Emancipatory Boundary Critique
Ein Set von Fragen, um Nicht-Expert*innen dabei zu unterstützen, die von Expert*innen vorgeschlagene Problemlösung und die sozialen und ökologischen Auswirkungen dieser Lösung kritisch zu hinterfragen. (td-net Toolbox)

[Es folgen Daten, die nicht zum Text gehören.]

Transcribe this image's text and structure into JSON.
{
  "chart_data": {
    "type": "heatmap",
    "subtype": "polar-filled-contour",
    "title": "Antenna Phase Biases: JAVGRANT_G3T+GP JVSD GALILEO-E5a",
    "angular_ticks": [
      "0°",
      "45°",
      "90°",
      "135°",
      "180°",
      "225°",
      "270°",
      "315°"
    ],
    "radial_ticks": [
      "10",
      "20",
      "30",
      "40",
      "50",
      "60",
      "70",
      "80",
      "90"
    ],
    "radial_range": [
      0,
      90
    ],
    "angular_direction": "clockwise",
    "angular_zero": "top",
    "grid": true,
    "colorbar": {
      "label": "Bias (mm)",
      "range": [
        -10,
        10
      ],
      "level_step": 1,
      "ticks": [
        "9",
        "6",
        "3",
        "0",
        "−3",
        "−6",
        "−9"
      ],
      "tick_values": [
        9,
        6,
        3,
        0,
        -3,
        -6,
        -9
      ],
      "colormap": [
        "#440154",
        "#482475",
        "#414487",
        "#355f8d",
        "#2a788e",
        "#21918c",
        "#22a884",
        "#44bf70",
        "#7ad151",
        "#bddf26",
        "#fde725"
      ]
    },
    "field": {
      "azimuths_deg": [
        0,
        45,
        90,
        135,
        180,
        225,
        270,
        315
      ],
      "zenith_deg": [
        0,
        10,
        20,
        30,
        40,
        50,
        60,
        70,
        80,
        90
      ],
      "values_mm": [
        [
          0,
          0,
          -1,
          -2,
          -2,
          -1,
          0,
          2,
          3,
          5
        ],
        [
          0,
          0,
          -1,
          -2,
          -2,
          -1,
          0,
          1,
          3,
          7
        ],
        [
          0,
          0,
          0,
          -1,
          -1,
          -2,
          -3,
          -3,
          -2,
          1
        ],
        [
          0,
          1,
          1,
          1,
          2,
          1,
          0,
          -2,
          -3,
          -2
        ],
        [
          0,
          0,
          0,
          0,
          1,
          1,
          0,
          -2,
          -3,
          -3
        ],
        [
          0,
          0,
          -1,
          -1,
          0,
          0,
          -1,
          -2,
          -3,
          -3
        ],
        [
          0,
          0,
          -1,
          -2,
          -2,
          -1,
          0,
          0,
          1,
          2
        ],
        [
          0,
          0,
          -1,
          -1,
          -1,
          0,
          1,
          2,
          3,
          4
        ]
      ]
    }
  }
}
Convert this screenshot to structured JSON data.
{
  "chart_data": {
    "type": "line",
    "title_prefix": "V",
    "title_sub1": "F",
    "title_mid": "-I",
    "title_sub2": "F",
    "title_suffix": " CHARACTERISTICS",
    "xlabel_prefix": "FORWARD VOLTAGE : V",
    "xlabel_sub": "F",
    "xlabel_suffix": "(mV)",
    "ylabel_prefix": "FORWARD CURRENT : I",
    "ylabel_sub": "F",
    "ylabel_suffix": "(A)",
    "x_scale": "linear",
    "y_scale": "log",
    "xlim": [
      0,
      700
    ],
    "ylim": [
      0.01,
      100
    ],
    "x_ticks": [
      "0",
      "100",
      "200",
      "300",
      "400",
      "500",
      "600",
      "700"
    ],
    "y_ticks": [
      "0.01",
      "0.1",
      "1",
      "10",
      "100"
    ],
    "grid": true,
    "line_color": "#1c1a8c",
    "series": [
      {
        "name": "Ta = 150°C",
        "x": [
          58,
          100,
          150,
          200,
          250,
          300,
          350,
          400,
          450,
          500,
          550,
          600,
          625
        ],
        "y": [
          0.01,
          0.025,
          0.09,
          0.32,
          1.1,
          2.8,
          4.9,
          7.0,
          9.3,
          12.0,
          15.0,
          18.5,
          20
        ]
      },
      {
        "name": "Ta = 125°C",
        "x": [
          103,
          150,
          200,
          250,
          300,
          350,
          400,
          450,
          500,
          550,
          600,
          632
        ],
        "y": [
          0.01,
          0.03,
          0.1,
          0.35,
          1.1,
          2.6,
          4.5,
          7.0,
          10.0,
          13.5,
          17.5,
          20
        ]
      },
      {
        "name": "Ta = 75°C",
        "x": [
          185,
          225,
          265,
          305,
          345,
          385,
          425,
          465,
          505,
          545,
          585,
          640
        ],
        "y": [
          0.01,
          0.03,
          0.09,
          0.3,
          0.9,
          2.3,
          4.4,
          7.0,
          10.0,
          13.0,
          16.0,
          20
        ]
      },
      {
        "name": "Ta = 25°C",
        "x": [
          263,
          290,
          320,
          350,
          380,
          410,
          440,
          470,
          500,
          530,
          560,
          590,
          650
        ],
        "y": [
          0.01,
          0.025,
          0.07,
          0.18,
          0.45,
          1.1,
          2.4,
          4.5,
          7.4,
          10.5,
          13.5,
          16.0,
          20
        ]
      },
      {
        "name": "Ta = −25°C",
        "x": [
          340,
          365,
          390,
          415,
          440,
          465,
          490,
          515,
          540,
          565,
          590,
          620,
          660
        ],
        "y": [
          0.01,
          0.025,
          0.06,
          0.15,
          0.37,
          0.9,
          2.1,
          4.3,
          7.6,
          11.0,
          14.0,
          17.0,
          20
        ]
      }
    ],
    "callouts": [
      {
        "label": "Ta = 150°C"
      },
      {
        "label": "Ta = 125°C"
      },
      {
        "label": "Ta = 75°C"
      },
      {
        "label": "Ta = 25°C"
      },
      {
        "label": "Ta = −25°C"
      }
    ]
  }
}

Emancipatory Boundary Critique (EBC) ermöglicht es, Aussagen zu hinterfragen, die weithin als eine Art autoritatives Fachwissen angesehen werden. Die Leitfragen der EBC sind jedoch in akademischer Fachsprache formuliert, was gesellschaftliche Akteur*innen von der Anwendung der EBC abhalten könnte. EBC baut auf vordefinierten Lösungen auf, die von technokratischen Expert*innen entwickelt werden. Das steht im Gegensatz zur gemeinsamen Erarbeitung von Forschungsfragen und potenziellen Lösungen durch wissenschaftliche und gesellschaftliche Akteur*innen. In den Diskussionen stellten die Teilnehmenden fest, dass EBC implizit zwischen Expert*innen und Nicht-Expert*innen unterscheidet. Indem sie solche Grenzen zieht, könnte sie eine Situation reproduzieren, in der Nicht-Expert*innen "fragen" und Expert*innen "antworten". Dies wirft die Frage auf, ob die Beziehung zwischen Wissenschaftler*innen und gesellschaftlichen Akteur*innen extraktivistisch oder dialogisch ist. EBC könnte durch die Anerkennung einer Vielfalt von Wissensformen, z. B. von lokalem und indigenem Wissen, und durch die gemeinsame Erarbeitung von Problemdefinitionen und potenziellen Lösungen weiterentwickelt werden. Die Leitfragen könnten neu formuliert werden, um sie für eine Vielzahl gesellschaftlicher Akteur*innen zugänglicher zu machen.
Multi-Stakeholder Discussion Group
Ein Ansatz, um verschiedene Akteursgruppen in ein (Forschungs-)Projekt einzubeziehen. (td-net Toolbox)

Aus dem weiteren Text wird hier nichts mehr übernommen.